Three of Obama’s Cabinet secretaries and his lead climate negotiator arrived in Copenhagen for the talks that began on Monday and are scheduled to continue through December 18.
“We are seeking robust engagement with all of our partners around the world,” U.S. Environmental Protection Agency Administrator Lisa Jackson said at a news conference.
Speaking just days after her agency announced it intends for the first time to regulate carbon dioxide emissions, Jackson declared: “We are seeking to prevent the rapid approach of climate change.”
Todd Stern, Obama’s special envoy for climate change, assured reporters that the United States will contribute to a rich-country fund aimed at helping developing nations deal with climate change problems.
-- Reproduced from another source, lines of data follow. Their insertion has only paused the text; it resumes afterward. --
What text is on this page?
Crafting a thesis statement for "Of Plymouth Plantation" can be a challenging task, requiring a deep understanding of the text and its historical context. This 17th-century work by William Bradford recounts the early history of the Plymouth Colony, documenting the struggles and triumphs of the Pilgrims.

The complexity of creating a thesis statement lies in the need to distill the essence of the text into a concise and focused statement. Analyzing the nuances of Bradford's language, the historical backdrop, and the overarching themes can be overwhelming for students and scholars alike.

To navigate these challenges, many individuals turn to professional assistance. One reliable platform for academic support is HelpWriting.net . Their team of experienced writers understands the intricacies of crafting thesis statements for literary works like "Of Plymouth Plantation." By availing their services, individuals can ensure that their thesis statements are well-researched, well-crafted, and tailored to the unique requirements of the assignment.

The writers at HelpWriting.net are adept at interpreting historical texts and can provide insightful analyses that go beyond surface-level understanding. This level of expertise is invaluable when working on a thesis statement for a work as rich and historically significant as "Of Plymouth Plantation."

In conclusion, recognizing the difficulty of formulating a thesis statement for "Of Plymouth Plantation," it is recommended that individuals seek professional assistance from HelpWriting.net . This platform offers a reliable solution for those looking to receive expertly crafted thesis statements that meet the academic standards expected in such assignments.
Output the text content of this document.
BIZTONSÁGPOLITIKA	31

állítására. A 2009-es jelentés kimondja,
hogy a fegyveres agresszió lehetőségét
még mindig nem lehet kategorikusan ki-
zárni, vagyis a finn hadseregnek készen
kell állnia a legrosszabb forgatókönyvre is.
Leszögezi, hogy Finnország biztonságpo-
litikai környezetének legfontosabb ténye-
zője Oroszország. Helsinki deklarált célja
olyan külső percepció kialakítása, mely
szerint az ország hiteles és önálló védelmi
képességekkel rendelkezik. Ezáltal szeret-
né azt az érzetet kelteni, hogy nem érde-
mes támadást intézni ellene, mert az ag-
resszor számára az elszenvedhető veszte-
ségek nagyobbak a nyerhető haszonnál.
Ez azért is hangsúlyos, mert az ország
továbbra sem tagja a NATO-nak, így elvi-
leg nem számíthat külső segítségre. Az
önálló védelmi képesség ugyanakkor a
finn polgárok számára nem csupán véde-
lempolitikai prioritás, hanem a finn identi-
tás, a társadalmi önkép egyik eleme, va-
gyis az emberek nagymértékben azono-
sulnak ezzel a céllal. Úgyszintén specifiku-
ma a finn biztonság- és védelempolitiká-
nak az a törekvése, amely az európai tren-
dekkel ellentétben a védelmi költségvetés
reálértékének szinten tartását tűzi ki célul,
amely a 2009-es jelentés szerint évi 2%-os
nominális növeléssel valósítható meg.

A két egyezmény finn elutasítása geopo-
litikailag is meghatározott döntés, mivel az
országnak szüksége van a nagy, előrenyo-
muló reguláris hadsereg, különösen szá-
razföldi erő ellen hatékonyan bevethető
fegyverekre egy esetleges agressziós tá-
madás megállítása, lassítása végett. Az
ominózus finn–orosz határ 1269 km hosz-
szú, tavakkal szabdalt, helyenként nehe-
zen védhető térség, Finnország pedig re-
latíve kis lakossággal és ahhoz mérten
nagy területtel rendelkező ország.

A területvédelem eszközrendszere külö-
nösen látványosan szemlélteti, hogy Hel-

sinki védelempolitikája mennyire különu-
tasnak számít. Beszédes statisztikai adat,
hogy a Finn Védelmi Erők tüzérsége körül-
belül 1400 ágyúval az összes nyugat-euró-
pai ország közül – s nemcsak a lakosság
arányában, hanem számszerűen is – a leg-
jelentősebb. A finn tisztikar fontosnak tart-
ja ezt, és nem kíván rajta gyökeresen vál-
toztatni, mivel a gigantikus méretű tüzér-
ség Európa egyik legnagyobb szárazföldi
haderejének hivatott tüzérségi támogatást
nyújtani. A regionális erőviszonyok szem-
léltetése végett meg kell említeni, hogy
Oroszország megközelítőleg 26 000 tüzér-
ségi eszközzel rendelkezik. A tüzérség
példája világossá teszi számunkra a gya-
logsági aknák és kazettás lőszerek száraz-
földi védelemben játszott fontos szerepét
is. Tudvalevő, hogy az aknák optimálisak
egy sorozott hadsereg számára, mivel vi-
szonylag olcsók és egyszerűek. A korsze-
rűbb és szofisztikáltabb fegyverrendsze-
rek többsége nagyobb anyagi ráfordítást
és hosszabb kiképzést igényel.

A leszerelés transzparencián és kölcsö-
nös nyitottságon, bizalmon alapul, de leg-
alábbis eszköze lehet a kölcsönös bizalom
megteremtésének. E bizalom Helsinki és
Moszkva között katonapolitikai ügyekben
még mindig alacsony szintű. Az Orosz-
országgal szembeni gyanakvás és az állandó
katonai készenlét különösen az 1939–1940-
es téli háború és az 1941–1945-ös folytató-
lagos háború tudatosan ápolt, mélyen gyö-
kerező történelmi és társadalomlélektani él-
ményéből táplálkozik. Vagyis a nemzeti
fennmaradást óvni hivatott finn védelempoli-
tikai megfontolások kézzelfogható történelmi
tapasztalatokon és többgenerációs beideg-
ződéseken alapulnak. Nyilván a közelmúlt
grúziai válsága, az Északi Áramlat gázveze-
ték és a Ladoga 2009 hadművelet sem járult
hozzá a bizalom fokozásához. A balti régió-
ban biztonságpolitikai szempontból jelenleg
Stern warned, however, that China, with its booming economy and large reserves of U.S. dollars, would not be a recipient of financial aid from Washington.
“I don’t envision public funds, certainly not from the United States, going to China,” he said, adding that the government would direct public money to the poorest countries.
“We don’t think China would be a first candidate.”
And he said countries that did get U.S. cash should not see it as a sign that the world’s largest economy be blamed for its growth in an era when carbon dioxide was not recognized as a threat to the planet.
“We absolutely recognize our historic role in putting emissions in the atmosphere, up there, but the sense of guilt or culpability or reparations, I just categorically reject that,” Stern said in response to a reporter’s question.
There have been discussions of a $10 billion annual fund for the next few years, which would be a downpayment toward what in the long-run could grow to hundreds of billions of dollars of financial and other support each year.
U.S. Senator John Kerry has asked the Obama administration to contribute $3 billion next year.
The financing plan is a key part of the ongoing talks.
Another high-ranking Obama administration official, Interior Secretary Ken Salazar toured an off-shore Danish wind mill.
Saying climate change solutions were put on a back-burner for the eight years of George W. Bush’s presidency, Salazar told reporters: “I think the world has hope and optimism that we in the U.S. will be able to get our act together on energy and a climate change bill that will be one for the world.”
The economic recession in the United States that has pushed unemployment above 10 percent has dampened enthusiasm for climate change legislation, which could raise consumer prices as industries are gradually forced to switch from fossil fuels like coal and oil to more expensive alternative energy sources.
But Obama administration officials hope that in coming months Congress will be able to finish work on a bill that would be more comprehensive than EPA regulations.
Recently, the recession has cut U.S. gas emissions, putting the country on track to reach Obama’s short-term emissions goals, but cutting pollution further will take more effort as the economy recovers.
U.S. Agriculture Secretary Tom Vilsack also is in Copenhagen and will be joined later by other administration officials, including Energy Secretary Steven Chu.
Obama will arrive here toward the end of the talks, when deal-making typically peaks.
Over the past two days, Chinese officials attending the Copenhagen meeting have been highly critical of the U.S. offer to reduce its greenhouse gas emissions in the range of 17 percent by 2020, from 2005 levels. China’s top climate envoy, Xie Zhenhua, told Reuters he hoped Obama can offer a tougher target in Copenhagen. But that could be difficult for the U.S. president because Congress so far has failed to embrace any specific goals.
Stern countered that the “core part of this negotiation is significant action by the major developing countries, there’s no question.”
While he said China and other major developing countries had taken steps toward controlling carbon emissions, they needed to offer firm, transparent plans in negotiations.